This from 1st August:
Terri Edwards, teacher and community archaeologist, reckons that in addition to their prison sentence, somebody in Kent should be punished in some cruel scatological manner for a burglary: 'String him up by the cherry-tomato size balls he clearly has. Then make him eat copralites'. A teacher should know how to spell that last word. A while back, RESCUE had a problem with their Facebook page with trolling started by the Durham FLO Benjamin Woodward and assorted other PAS-supporters and a Durham academic. The cause was the moderator had been posting a few links (links only) to texts on this blog that seemed to him to be relevant to discussing the fundamental topic that RESCUE was set up to address - the better preservation and documentation of the British archaeological record before it is destroyed.
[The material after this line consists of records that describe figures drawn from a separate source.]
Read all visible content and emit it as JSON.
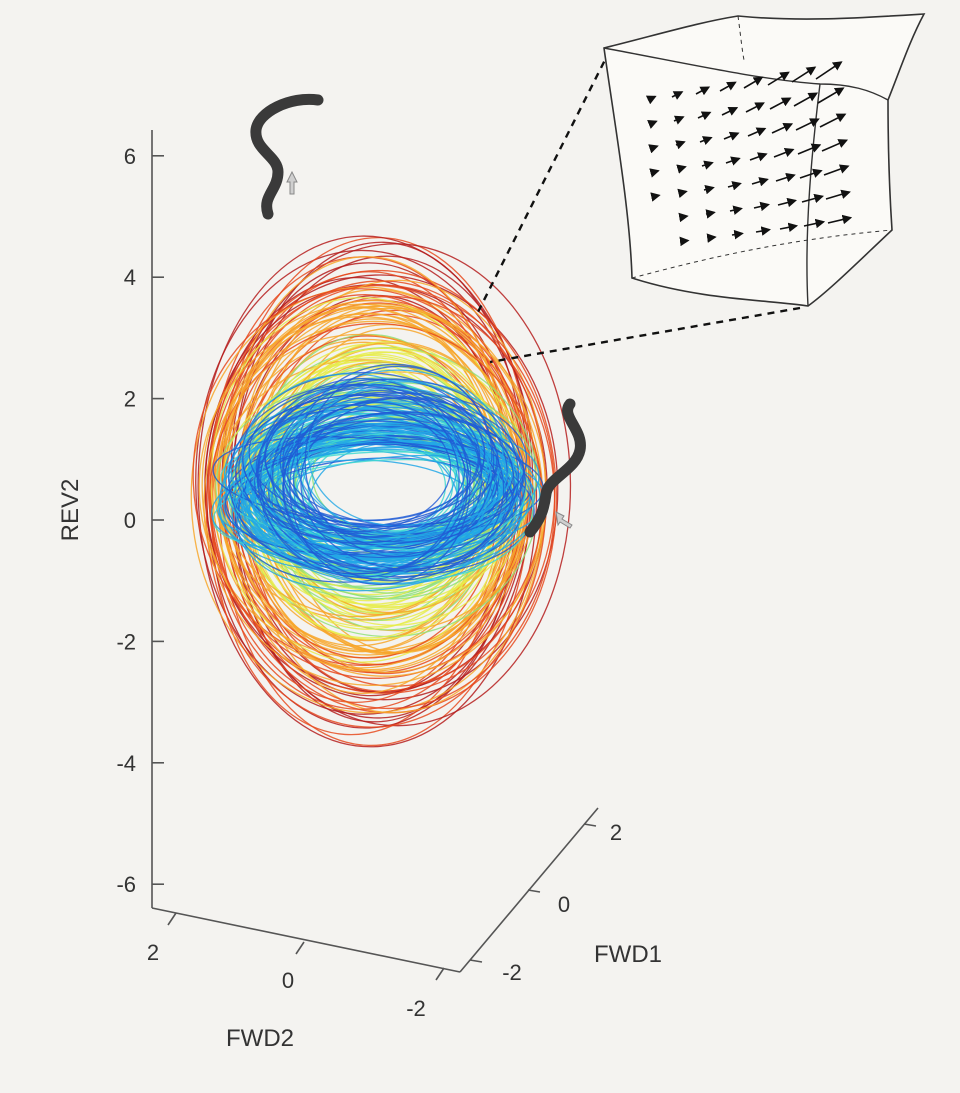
{
  "chart_data": {
    "type": "line",
    "subtype": "3d-trajectory",
    "title": "",
    "axes": {
      "vertical": {
        "label": "REV2",
        "ticks": [
          6,
          4,
          2,
          0,
          -2,
          -4,
          -6
        ],
        "range": [
          -6.5,
          6.5
        ]
      },
      "depth_left": {
        "label": "FWD2",
        "ticks": [
          2,
          0,
          -2
        ],
        "range": [
          -2.5,
          2.5
        ]
      },
      "depth_right": {
        "label": "FWD1",
        "ticks": [
          2,
          0,
          -2
        ],
        "range": [
          -2.5,
          2.5
        ]
      }
    },
    "grid": false,
    "colormap": [
      "#1f5bd6",
      "#22a7e6",
      "#3fd8d0",
      "#8fe07a",
      "#e6ec4a",
      "#f7a62a",
      "#e64a1e",
      "#b51d1d"
    ],
    "series": [
      {
        "amplitude": 0.9,
        "count": 60
      },
      {
        "amplitude": 1.5,
        "count": 40
      },
      {
        "amplitude": 2.5,
        "count": 28
      },
      {
        "amplitude": 3.5,
        "count": 24
      },
      {
        "amplitude": 4.5,
        "count": 22
      },
      {
        "amplitude": 5.5,
        "count": 18
      },
      {
        "amplitude": 6.2,
        "count": 10
      }
    ],
    "inset": {
      "description_icon": "vector-field-arrows",
      "connected_to_region": "REV2 approx 3"
    },
    "decorations": [
      "worm-icon-reverse",
      "worm-icon-forward"
    ]
  }
}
FLOBenjamin and his supporters decided the 'professional' way to discuss these issues was to not discuss these issues and instead to conduct a hate-campaign against the author of this blog. This mobbing and trolling went on for two lengthy threads over there in the members-only Facebook group in which I was called all manner of things (nota bene, for writing something on my own personal blog to which a third party gave a link in an external web-resource for discussion). A RESCUE Council Member [Spencer Carter, Durham University] 'apologised [to members] for Paul Barford' (though when invited to detail precisely what he was apologising for on my behalf, so we all know, declined to say).
It was all very pathetic, the moderator resigned in protest at members' behaviour and the negativity from Mr Woodward and others. Not surprisingly, but only much later, RESCUE deleted these three threads, and possibly other posts. Once he'd ensured the resignation of the moderator who posted archaeology-related links to PAS-questioning texts, the Durham FLO wandered off elsewhere and the two Durham academics fell silent, but it seems that RESCUE still have problems policing material posted on the Facebook page that represents it... Or finding archaeology-related issues to discuss at all; recent posts there talk about cutesy things like old pubs, 'charming old castles of Sussex' and growing lettuces in abandoned air raid shelters, and the listing of a South London bandstand on which David Bowie performed.
While one may not be surprised by this kind of deflective behaviour from UK metal detectorists when they run out of defensible arguments against criticism of current policies on Collection-driven exploitation of the archaeological record, it is quite telling when we see it also from 'heritage professionals' (I use the term loosely) in defence of the current status quo.